The new edition of the author's primer should be required reading for all Americans.
Anton Treuer has devoted his career to educating crowds of all stripes about Indigenous culture, tradition, history, and modern life. We’ve previously featured the works of the Ojibwe scholar, professor, author, and speaker in C&I — including the epic nonfiction book The Indian Wars: Battles, Bloodshed, and the Fight for Freedom on the American Frontier. Treuer imbues his research and cultural commentary with both humanity and style. An astonishing depth of knowledge and insight complements his conversational writing voice.
Treuer’s latest release should be on every American bookshelf — and in every American history classroom. He has updated and reworked his groundbreaking 2012 primer, Everything You Wanted to Know About Indians But Were Afraid to Ask, for a brand-new “young readers” edition. Don’t let a label throw you off, though: The updated contents will fascinate, educate, and enrich readers of any age or reading level.
Treuer does amazing work communicating the breadth of Indigenous experiences and beliefs in this part of the world.
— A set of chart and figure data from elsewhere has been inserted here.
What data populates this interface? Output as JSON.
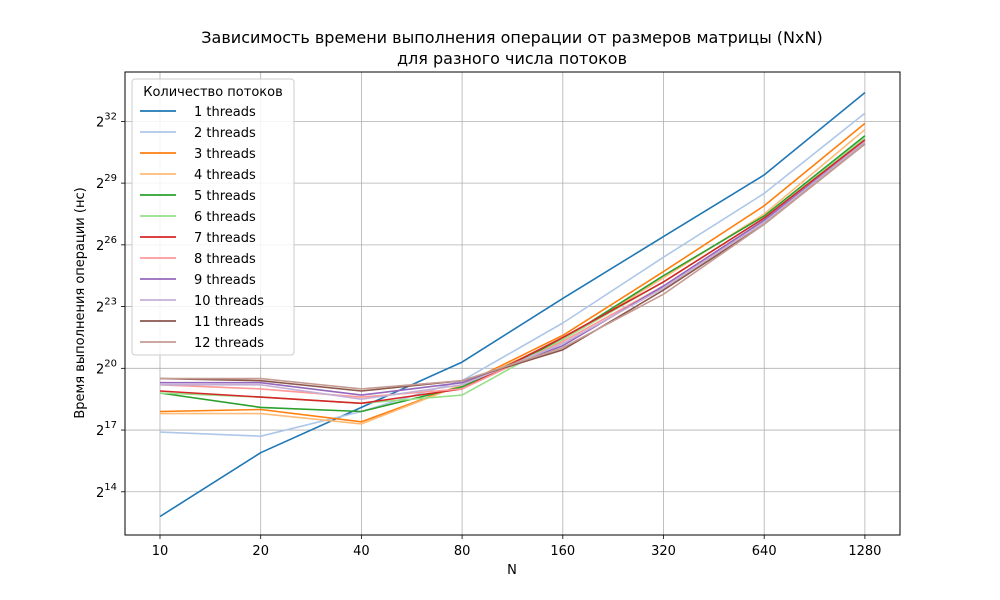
{
  "chart_data": {
    "type": "line",
    "title": "Зависимость времени выполнения операции от размеров матрицы (NxN)",
    "subtitle": "для разного числа потоков",
    "xlabel": "N",
    "ylabel": "Время выполнения операции (нс)",
    "x_scale": "categorical (log2 spaced)",
    "y_scale": "log2",
    "y_unit_note": "y values are log2 exponents of time in ns",
    "categories": [
      "10",
      "20",
      "40",
      "80",
      "160",
      "320",
      "640",
      "1280"
    ],
    "ylim": [
      11.9,
      34.4
    ],
    "y_ticks": [
      14,
      17,
      20,
      23,
      26,
      29,
      32
    ],
    "y_tick_base": "2",
    "grid": true,
    "legend": {
      "title": "Количество потоков",
      "placement": "upper-left"
    },
    "series": [
      {
        "name": "1 threads",
        "color": "#1f77b4",
        "values": [
          12.8,
          15.9,
          18.1,
          20.3,
          23.4,
          26.4,
          29.4,
          33.4
        ]
      },
      {
        "name": "2 threads",
        "color": "#aec7e8",
        "values": [
          16.9,
          16.7,
          17.9,
          19.4,
          22.2,
          25.4,
          28.5,
          32.4
        ]
      },
      {
        "name": "3 threads",
        "color": "#ff7f0e",
        "values": [
          17.9,
          18.0,
          17.4,
          19.2,
          21.6,
          24.7,
          27.9,
          31.9
        ]
      },
      {
        "name": "4 threads",
        "color": "#ffbb78",
        "values": [
          17.8,
          17.8,
          17.3,
          19.2,
          21.4,
          24.4,
          27.5,
          31.6
        ]
      },
      {
        "name": "5 threads",
        "color": "#2ca02c",
        "values": [
          18.8,
          18.1,
          17.9,
          19.1,
          21.4,
          24.5,
          27.4,
          31.3
        ]
      },
      {
        "name": "6 threads",
        "color": "#98df8a",
        "values": [
          18.8,
          18.6,
          18.3,
          18.7,
          21.4,
          24.2,
          27.3,
          31.2
        ]
      },
      {
        "name": "7 threads",
        "color": "#d62728",
        "values": [
          18.9,
          18.6,
          18.3,
          19.0,
          21.5,
          24.2,
          27.3,
          31.1
        ]
      },
      {
        "name": "8 threads",
        "color": "#ff9896",
        "values": [
          19.2,
          19.0,
          18.6,
          19.0,
          21.3,
          24.0,
          27.2,
          31.0
        ]
      },
      {
        "name": "9 threads",
        "color": "#9467bd",
        "values": [
          19.3,
          19.3,
          18.7,
          19.3,
          21.1,
          24.0,
          27.2,
          31.0
        ]
      },
      {
        "name": "10 threads",
        "color": "#c5b0d5",
        "values": [
          19.2,
          19.2,
          18.5,
          19.2,
          21.2,
          23.9,
          27.1,
          31.0
        ]
      },
      {
        "name": "11 threads",
        "color": "#8c564b",
        "values": [
          19.5,
          19.4,
          18.9,
          19.4,
          20.9,
          23.8,
          27.0,
          30.9
        ]
      },
      {
        "name": "12 threads",
        "color": "#c49c94",
        "values": [
          19.5,
          19.5,
          19.0,
          19.4,
          21.0,
          23.6,
          27.0,
          30.9
        ]
      }
    ]
  }
}
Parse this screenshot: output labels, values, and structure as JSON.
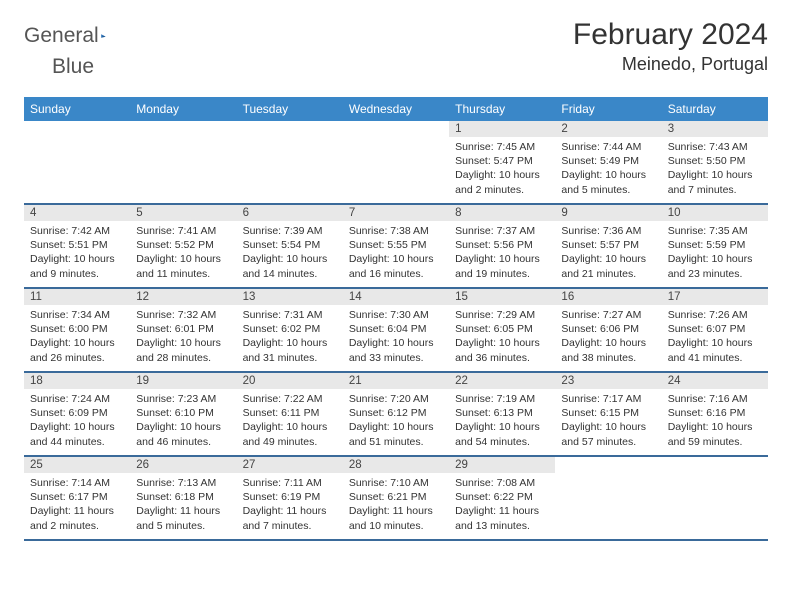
{
  "brand": {
    "word1": "General",
    "word2": "Blue",
    "icon_color": "#2a71b8"
  },
  "title": "February 2024",
  "location": "Meinedo, Portugal",
  "colors": {
    "header_bg": "#3a87c8",
    "week_border": "#3a6a9a",
    "daynum_bg": "#e8e8e8",
    "page_bg": "#ffffff",
    "text": "#333333"
  },
  "weekdays": [
    "Sunday",
    "Monday",
    "Tuesday",
    "Wednesday",
    "Thursday",
    "Friday",
    "Saturday"
  ],
  "weeks": [
    [
      {
        "n": "",
        "sunrise": "",
        "sunset": "",
        "daylight": ""
      },
      {
        "n": "",
        "sunrise": "",
        "sunset": "",
        "daylight": ""
      },
      {
        "n": "",
        "sunrise": "",
        "sunset": "",
        "daylight": ""
      },
      {
        "n": "",
        "sunrise": "",
        "sunset": "",
        "daylight": ""
      },
      {
        "n": "1",
        "sunrise": "Sunrise: 7:45 AM",
        "sunset": "Sunset: 5:47 PM",
        "daylight": "Daylight: 10 hours and 2 minutes."
      },
      {
        "n": "2",
        "sunrise": "Sunrise: 7:44 AM",
        "sunset": "Sunset: 5:49 PM",
        "daylight": "Daylight: 10 hours and 5 minutes."
      },
      {
        "n": "3",
        "sunrise": "Sunrise: 7:43 AM",
        "sunset": "Sunset: 5:50 PM",
        "daylight": "Daylight: 10 hours and 7 minutes."
      }
    ],
    [
      {
        "n": "4",
        "sunrise": "Sunrise: 7:42 AM",
        "sunset": "Sunset: 5:51 PM",
        "daylight": "Daylight: 10 hours and 9 minutes."
      },
      {
        "n": "5",
        "sunrise": "Sunrise: 7:41 AM",
        "sunset": "Sunset: 5:52 PM",
        "daylight": "Daylight: 10 hours and 11 minutes."
      },
      {
        "n": "6",
        "sunrise": "Sunrise: 7:39 AM",
        "sunset": "Sunset: 5:54 PM",
        "daylight": "Daylight: 10 hours and 14 minutes."
      },
      {
        "n": "7",
        "sunrise": "Sunrise: 7:38 AM",
        "sunset": "Sunset: 5:55 PM",
        "daylight": "Daylight: 10 hours and 16 minutes."
      },
      {
        "n": "8",
        "sunrise": "Sunrise: 7:37 AM",
        "sunset": "Sunset: 5:56 PM",
        "daylight": "Daylight: 10 hours and 19 minutes."
      },
      {
        "n": "9",
        "sunrise": "Sunrise: 7:36 AM",
        "sunset": "Sunset: 5:57 PM",
        "daylight": "Daylight: 10 hours and 21 minutes."
      },
      {
        "n": "10",
        "sunrise": "Sunrise: 7:35 AM",
        "sunset": "Sunset: 5:59 PM",
        "daylight": "Daylight: 10 hours and 23 minutes."
      }
    ],
    [
      {
        "n": "11",
        "sunrise": "Sunrise: 7:34 AM",
        "sunset": "Sunset: 6:00 PM",
        "daylight": "Daylight: 10 hours and 26 minutes."
      },
      {
        "n": "12",
        "sunrise": "Sunrise: 7:32 AM",
        "sunset": "Sunset: 6:01 PM",
        "daylight": "Daylight: 10 hours and 28 minutes."
      },
      {
        "n": "13",
        "sunrise": "Sunrise: 7:31 AM",
        "sunset": "Sunset: 6:02 PM",
        "daylight": "Daylight: 10 hours and 31 minutes."
      },
      {
        "n": "14",
        "sunrise": "Sunrise: 7:30 AM",
        "sunset": "Sunset: 6:04 PM",
        "daylight": "Daylight: 10 hours and 33 minutes."
      },
      {
        "n": "15",
        "sunrise": "Sunrise: 7:29 AM",
        "sunset": "Sunset: 6:05 PM",
        "daylight": "Daylight: 10 hours and 36 minutes."
      },
      {
        "n": "16",
        "sunrise": "Sunrise: 7:27 AM",
        "sunset": "Sunset: 6:06 PM",
        "daylight": "Daylight: 10 hours and 38 minutes."
      },
      {
        "n": "17",
        "sunrise": "Sunrise: 7:26 AM",
        "sunset": "Sunset: 6:07 PM",
        "daylight": "Daylight: 10 hours and 41 minutes."
      }
    ],
    [
      {
        "n": "18",
        "sunrise": "Sunrise: 7:24 AM",
        "sunset": "Sunset: 6:09 PM",
        "daylight": "Daylight: 10 hours and 44 minutes."
      },
      {
        "n": "19",
        "sunrise": "Sunrise: 7:23 AM",
        "sunset": "Sunset: 6:10 PM",
        "daylight": "Daylight: 10 hours and 46 minutes."
      },
      {
        "n": "20",
        "sunrise": "Sunrise: 7:22 AM",
        "sunset": "Sunset: 6:11 PM",
        "daylight": "Daylight: 10 hours and 49 minutes."
      },
      {
        "n": "21",
        "sunrise": "Sunrise: 7:20 AM",
        "sunset": "Sunset: 6:12 PM",
        "daylight": "Daylight: 10 hours and 51 minutes."
      },
      {
        "n": "22",
        "sunrise": "Sunrise: 7:19 AM",
        "sunset": "Sunset: 6:13 PM",
        "daylight": "Daylight: 10 hours and 54 minutes."
      },
      {
        "n": "23",
        "sunrise": "Sunrise: 7:17 AM",
        "sunset": "Sunset: 6:15 PM",
        "daylight": "Daylight: 10 hours and 57 minutes."
      },
      {
        "n": "24",
        "sunrise": "Sunrise: 7:16 AM",
        "sunset": "Sunset: 6:16 PM",
        "daylight": "Daylight: 10 hours and 59 minutes."
      }
    ],
    [
      {
        "n": "25",
        "sunrise": "Sunrise: 7:14 AM",
        "sunset": "Sunset: 6:17 PM",
        "daylight": "Daylight: 11 hours and 2 minutes."
      },
      {
        "n": "26",
        "sunrise": "Sunrise: 7:13 AM",
        "sunset": "Sunset: 6:18 PM",
        "daylight": "Daylight: 11 hours and 5 minutes."
      },
      {
        "n": "27",
        "sunrise": "Sunrise: 7:11 AM",
        "sunset": "Sunset: 6:19 PM",
        "daylight": "Daylight: 11 hours and 7 minutes."
      },
      {
        "n": "28",
        "sunrise": "Sunrise: 7:10 AM",
        "sunset": "Sunset: 6:21 PM",
        "daylight": "Daylight: 11 hours and 10 minutes."
      },
      {
        "n": "29",
        "sunrise": "Sunrise: 7:08 AM",
        "sunset": "Sunset: 6:22 PM",
        "daylight": "Daylight: 11 hours and 13 minutes."
      },
      {
        "n": "",
        "sunrise": "",
        "sunset": "",
        "daylight": ""
      },
      {
        "n": "",
        "sunrise": "",
        "sunset": "",
        "daylight": ""
      }
    ]
  ]
}
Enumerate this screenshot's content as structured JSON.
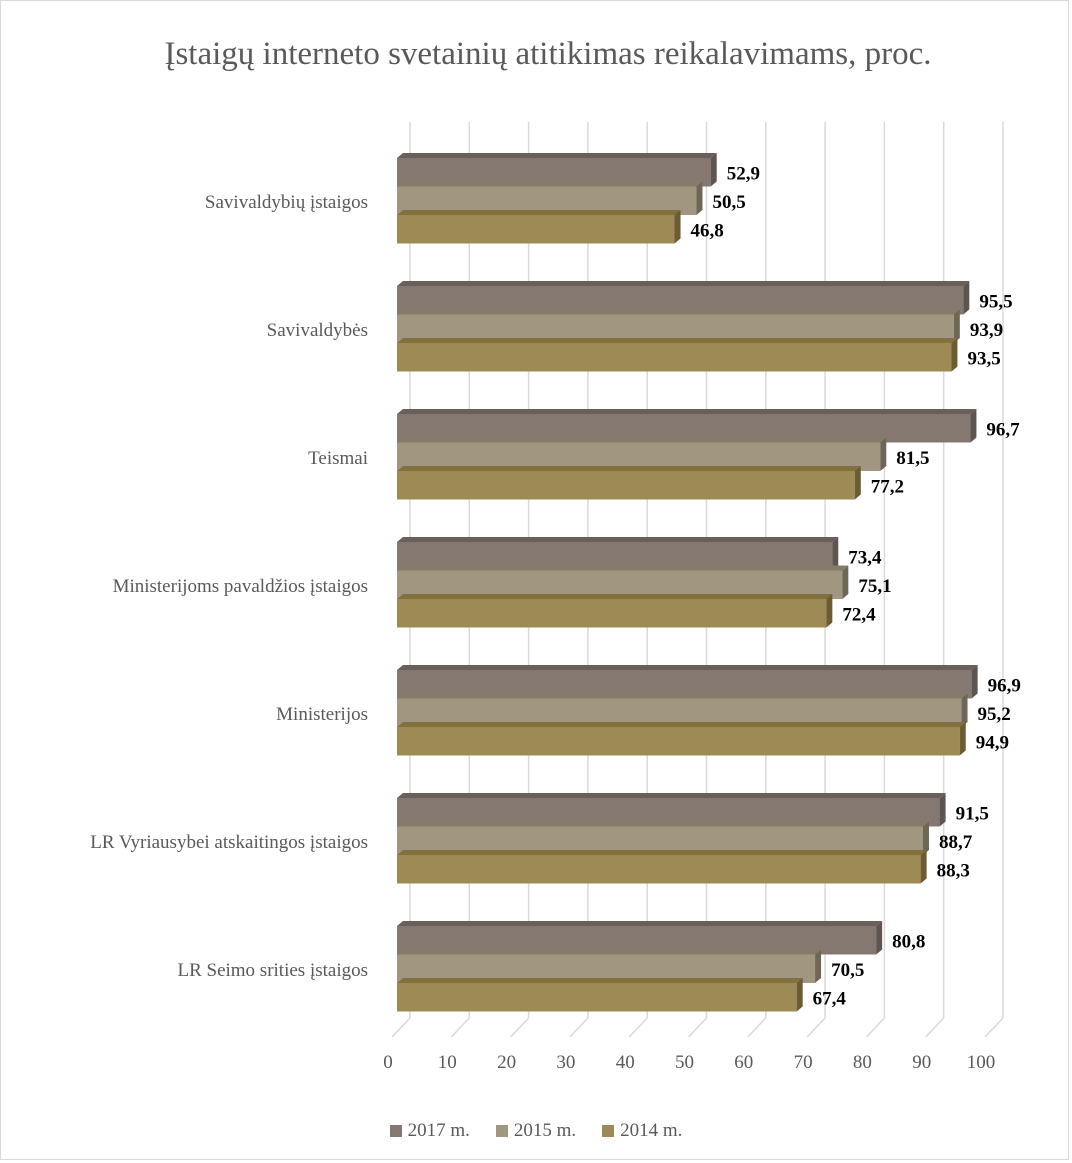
{
  "chart_data": {
    "type": "bar",
    "orientation": "horizontal",
    "title": "Įstaigų interneto svetainių atitikimas reikalavimams, proc.",
    "categories": [
      "Savivaldybių įstaigos",
      "Savivaldybės",
      "Teismai",
      "Ministerijoms pavaldžios įstaigos",
      "Ministerijos",
      "LR Vyriausybei atskaitingos įstaigos",
      "LR Seimo srities įstaigos"
    ],
    "series": [
      {
        "name": "2017 m.",
        "color": "#847870",
        "side": "#5e5450",
        "top": "#6b6059",
        "values": [
          52.9,
          95.5,
          96.7,
          73.4,
          96.9,
          91.5,
          80.8
        ],
        "labels": [
          "52,9",
          "95,5",
          "96,7",
          "73,4",
          "96,9",
          "91,5",
          "80,8"
        ]
      },
      {
        "name": "2015 m.",
        "color": "#a19781",
        "side": "#6f6756",
        "top": "#857c68",
        "values": [
          50.5,
          93.9,
          81.5,
          75.1,
          95.2,
          88.7,
          70.5
        ],
        "labels": [
          "50,5",
          "93,9",
          "81,5",
          "75,1",
          "95,2",
          "88,7",
          "70,5"
        ]
      },
      {
        "name": "2014 m.",
        "color": "#9e8a54",
        "side": "#6b5c33",
        "top": "#82703f",
        "values": [
          46.8,
          93.5,
          77.2,
          72.4,
          94.9,
          88.3,
          67.4
        ],
        "labels": [
          "46,8",
          "93,5",
          "77,2",
          "72,4",
          "94,9",
          "88,3",
          "67,4"
        ]
      }
    ],
    "xlim": [
      0,
      100
    ],
    "xticks": [
      "0",
      "10",
      "20",
      "30",
      "40",
      "50",
      "60",
      "70",
      "80",
      "90",
      "100"
    ],
    "grid": true,
    "legend_position": "bottom",
    "style": "3d-clustered-bar"
  }
}
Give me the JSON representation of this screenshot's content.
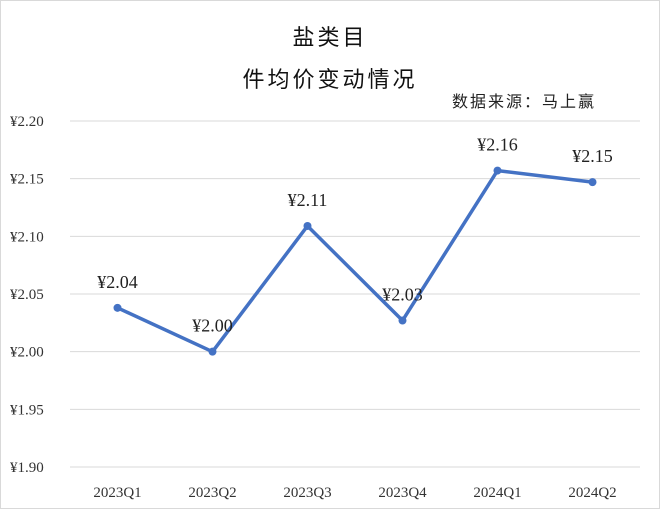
{
  "chart_data": {
    "type": "line",
    "title": "盐类目 件均价变动情况",
    "title_lines": [
      "盐类目",
      "件均价变动情况"
    ],
    "source": "数据来源：马上赢",
    "categories": [
      "2023Q1",
      "2023Q2",
      "2023Q3",
      "2023Q4",
      "2024Q1",
      "2024Q2"
    ],
    "series": [
      {
        "name": "件均价",
        "values": [
          2.04,
          2.0,
          2.11,
          2.03,
          2.16,
          2.15
        ],
        "labels": [
          "¥2.04",
          "¥2.00",
          "¥2.11",
          "¥2.03",
          "¥2.16",
          "¥2.15"
        ],
        "color": "#4472C4"
      }
    ],
    "xlabel": "",
    "ylabel": "",
    "ylim": [
      1.9,
      2.2
    ],
    "yticks": [
      "¥2.20",
      "¥2.15",
      "¥2.10",
      "¥2.05",
      "¥2.00",
      "¥1.95",
      "¥1.90"
    ],
    "grid": true,
    "gridline_color": "#d9d9d9",
    "legend": "none"
  }
}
You’ll come away with a better understanding of the spectrum of thought on tribal languages, Indigenous terminology, history’s great tragedies and moments of progress, ongoing cultural controversies, Native traditions and their authentic meanings, and more. All this is framed with purposeful bits of personal background and biography.
The new edition closes with a chapter called “Finding Ways to Make a Difference” — a practical nudge that reminds us to strive to do more.